I have a 20' GC and would not trade it for anything accept a newer Pro model. I love the boat. I was in lower Galveston this past Saturday and it was 2'-3' waves in the bay, which in any boat will be rough. The normal 10mph days are not bad at all, but everyone has a different tolerance for roughness. You will not find a better all around boat when it comes to ride, stability, shallow, and speed. Mine will do 44mph with 60gal of fuel and 3 dudes that weigh 220lbs+ with gear and beer. I would recommend it to anyone and the Gilley's are great folks.

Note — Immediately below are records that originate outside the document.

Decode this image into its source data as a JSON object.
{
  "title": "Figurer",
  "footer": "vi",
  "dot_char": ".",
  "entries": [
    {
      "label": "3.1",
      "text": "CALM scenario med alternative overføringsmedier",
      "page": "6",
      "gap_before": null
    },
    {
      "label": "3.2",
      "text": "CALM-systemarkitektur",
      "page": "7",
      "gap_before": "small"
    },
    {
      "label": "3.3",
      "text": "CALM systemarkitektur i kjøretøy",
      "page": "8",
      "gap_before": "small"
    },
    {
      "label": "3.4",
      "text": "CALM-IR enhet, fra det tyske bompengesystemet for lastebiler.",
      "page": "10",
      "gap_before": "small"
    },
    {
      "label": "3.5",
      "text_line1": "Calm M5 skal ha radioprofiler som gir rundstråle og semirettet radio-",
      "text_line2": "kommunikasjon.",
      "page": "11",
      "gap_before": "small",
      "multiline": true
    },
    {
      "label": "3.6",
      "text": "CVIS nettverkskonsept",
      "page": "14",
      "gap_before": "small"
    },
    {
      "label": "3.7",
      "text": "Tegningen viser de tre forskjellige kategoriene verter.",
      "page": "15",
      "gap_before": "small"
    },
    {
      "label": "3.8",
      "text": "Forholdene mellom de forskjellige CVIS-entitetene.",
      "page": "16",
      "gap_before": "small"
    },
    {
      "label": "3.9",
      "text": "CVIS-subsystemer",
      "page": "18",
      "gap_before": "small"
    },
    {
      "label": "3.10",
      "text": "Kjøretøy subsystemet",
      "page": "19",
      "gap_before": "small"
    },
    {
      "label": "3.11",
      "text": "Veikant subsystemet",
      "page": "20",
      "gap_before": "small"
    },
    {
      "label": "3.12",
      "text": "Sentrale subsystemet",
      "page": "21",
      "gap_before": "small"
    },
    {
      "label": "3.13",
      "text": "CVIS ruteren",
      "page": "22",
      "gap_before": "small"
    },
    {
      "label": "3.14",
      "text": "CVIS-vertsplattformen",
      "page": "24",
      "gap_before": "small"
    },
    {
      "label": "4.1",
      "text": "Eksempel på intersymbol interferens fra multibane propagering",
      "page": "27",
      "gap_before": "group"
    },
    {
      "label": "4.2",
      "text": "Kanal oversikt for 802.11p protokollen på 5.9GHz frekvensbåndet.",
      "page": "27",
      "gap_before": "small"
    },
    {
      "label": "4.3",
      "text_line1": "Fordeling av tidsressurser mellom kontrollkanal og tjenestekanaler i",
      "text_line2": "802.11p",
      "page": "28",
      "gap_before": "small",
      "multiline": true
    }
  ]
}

Good luck.


----------



## amazon (Dec 12, 2006)

Go down to Palacios and look at a Tran Sport before you pull the trigger. More bang for you buck, and a better designed tunnel, although my next Tran boat will not have a tunnel if I can get him to build it that way.


----------



## SKIPPER G (Mar 3, 2008)

*GC*

We can build any of our Gulf Coast without tunnel, we do have a few out there already like that. We also fill in tunnels on some older GC out there, when they guys were ready to re-power their rigs.


----------



## uncle dave (Jul 27, 2008)

I've got 2000 model 20 ft. low side which I bought new from Red Wing boat co. I've fished out of many boats since I bought my Gulf Coast and I still prefer the GC. It is a very roomy fishable and comfortable boat.


----------



## SKIPPER G (Mar 3, 2008)

*thanks*

Thanks you Uncle Dave, Hope to see you next year at out 12 annual fishing tournment in the fall of 2010. Going back to the fall months again, its just too windy in May.


----------



## Bocephus (May 30, 2008)

Does anyone have any pics of the new cat they can post ????


----------



## SKIPPER G (Mar 3, 2008)

*Bay-Kat*

*Yes go to our web-site www.gulfcoastboats.net and we have some picture posted. If you like you can e-mail me and I'll send more to you.*
*S. Gilley*


----------



## THEPISTONHEAD (May 7, 2009)

Best all around boat for down here in Corpus IMO! They dont get enough credit for there shallow capabilities IMO. Now that they have started making more color options they are on my list when I purchase in the fall. The layout, storage etc is excellent.....very roomy and dry!


----------



## Skiff (Jun 5, 2004)

*Skipper*

How does the 20HS perform vs. the 20ls? I'm guessing no difference other than catching wind while drifting, but I've never read anything comparing the two.


----------



## Sponge (Jun 22, 2004)

Same hull just higher sides which adds a couple hundred more lbs to the HS.



Skiff said:


> How does the 20HS perform vs. the 20ls? I'm guessing no difference other than catching wind while drifting, but I've never read anything comparing the two.


----------



## SmackDown73 (Jul 20, 2009)

I have a 2009 200 Pro with a 150HO e-tec and I love the boat.Runs about 45 loaded,smooth dry ride,and will run shallow.With the e-tec you better be holding on when you come out of the hole.Good alround boat.I love the rod lockers,and the large front deck with the cooler in the hull.


----------



## GulfCoast 23 FISH ON (May 19, 2009)

I bought a 23ft Pro V.S in April of this year. I have an E-tec 200 H.O that runs about 46 to 49 depends on the water . It has a huge front deck and love the pole storage under it. I have it with a 8ft power pole, 6 inch Bob's jack plate and a 101lb minn kotta / remote. The boat can handle some rough chop easy but planning to get trim tabbs soon as well as a T-Top. If you look at my page on here I have a Picture of it . Worth every penny!


----------